The FCam camera control API for the Nokia N900
We think you should be able to program your camera. This API turns your Nokia N900 into a programmable camera. It replaces key kernel drivers and disables the existing user-space daemons that mess with the sensor settings behind your back. This lets you easily program your N900 to take exactly the shots you want at the maximum possible frame rate. We've used this API with success teaching grad students computational photography, and it's the same API we use on the Frankencamera. The architecture behind this API is described in full in our SIGGRAPH 2010 paper.

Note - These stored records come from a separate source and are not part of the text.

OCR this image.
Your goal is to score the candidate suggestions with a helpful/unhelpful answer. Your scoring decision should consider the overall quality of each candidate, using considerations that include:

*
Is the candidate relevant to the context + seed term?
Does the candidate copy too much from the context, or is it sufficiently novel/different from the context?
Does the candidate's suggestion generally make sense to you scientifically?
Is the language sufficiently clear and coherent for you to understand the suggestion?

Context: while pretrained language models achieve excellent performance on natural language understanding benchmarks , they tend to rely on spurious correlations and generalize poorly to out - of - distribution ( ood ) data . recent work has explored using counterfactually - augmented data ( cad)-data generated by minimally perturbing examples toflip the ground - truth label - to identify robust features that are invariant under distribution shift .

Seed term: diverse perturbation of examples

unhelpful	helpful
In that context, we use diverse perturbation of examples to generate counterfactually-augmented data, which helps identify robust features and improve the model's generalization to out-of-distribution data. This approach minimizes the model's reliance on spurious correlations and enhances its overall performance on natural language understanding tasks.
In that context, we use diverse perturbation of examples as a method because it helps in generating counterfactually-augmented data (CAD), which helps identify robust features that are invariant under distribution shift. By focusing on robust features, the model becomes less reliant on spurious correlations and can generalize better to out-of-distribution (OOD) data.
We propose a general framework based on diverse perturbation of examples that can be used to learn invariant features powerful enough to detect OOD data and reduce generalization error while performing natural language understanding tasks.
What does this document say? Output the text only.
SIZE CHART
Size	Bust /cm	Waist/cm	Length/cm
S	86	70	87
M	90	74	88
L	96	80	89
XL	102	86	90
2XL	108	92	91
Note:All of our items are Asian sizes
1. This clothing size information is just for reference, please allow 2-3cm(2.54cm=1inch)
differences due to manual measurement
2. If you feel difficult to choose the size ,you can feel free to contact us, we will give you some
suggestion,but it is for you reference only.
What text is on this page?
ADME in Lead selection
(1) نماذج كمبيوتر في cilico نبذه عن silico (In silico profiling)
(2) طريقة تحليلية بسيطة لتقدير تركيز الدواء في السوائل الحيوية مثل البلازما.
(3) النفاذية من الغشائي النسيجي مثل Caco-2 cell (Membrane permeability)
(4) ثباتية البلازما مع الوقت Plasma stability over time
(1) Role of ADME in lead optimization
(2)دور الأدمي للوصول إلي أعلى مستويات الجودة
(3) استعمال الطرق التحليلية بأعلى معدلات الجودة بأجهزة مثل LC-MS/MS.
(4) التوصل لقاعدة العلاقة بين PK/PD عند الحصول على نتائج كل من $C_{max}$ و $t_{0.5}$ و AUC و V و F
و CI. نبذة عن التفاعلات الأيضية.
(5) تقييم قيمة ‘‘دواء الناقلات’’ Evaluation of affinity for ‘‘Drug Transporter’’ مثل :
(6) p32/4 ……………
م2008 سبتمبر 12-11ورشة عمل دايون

Fast High-Dimensional Bilateral Filtering
If you're looking for CPU or CUDA implementations of the Gaussian KD-Tree or the permutohedral lattice you can find them at their paper webpages here and here respectively. The CPU implementations have also been integrated into ImageStack, which you may find more convenient. My dissertation contains simple annotated versions of the code as appendices.

The Stanford Light Field Archive
This is our collection of light fields acquired with camera array, gantry, and light field microscope. Feel free to use any of the light fields on this page in your research (with credit). Also includes my light field viewing applet. To capture your own similar light fields all you need is a camera and some lego.

Photography Applets
Nora Willett, Katie Dektar, Marc Levoy and I made a range of applets to help teach concepts in photography for the digital photography course CS178. They explore topics in optics, color, and image processing.

If you like those, you may also enjoy my Toy optical bench applet. Drag the components in the upper left into the middle to place them. Shift-drag objects to rotate and scale them. Alt-drag objects to change their aspect ratio (this is how you change the power of a lens).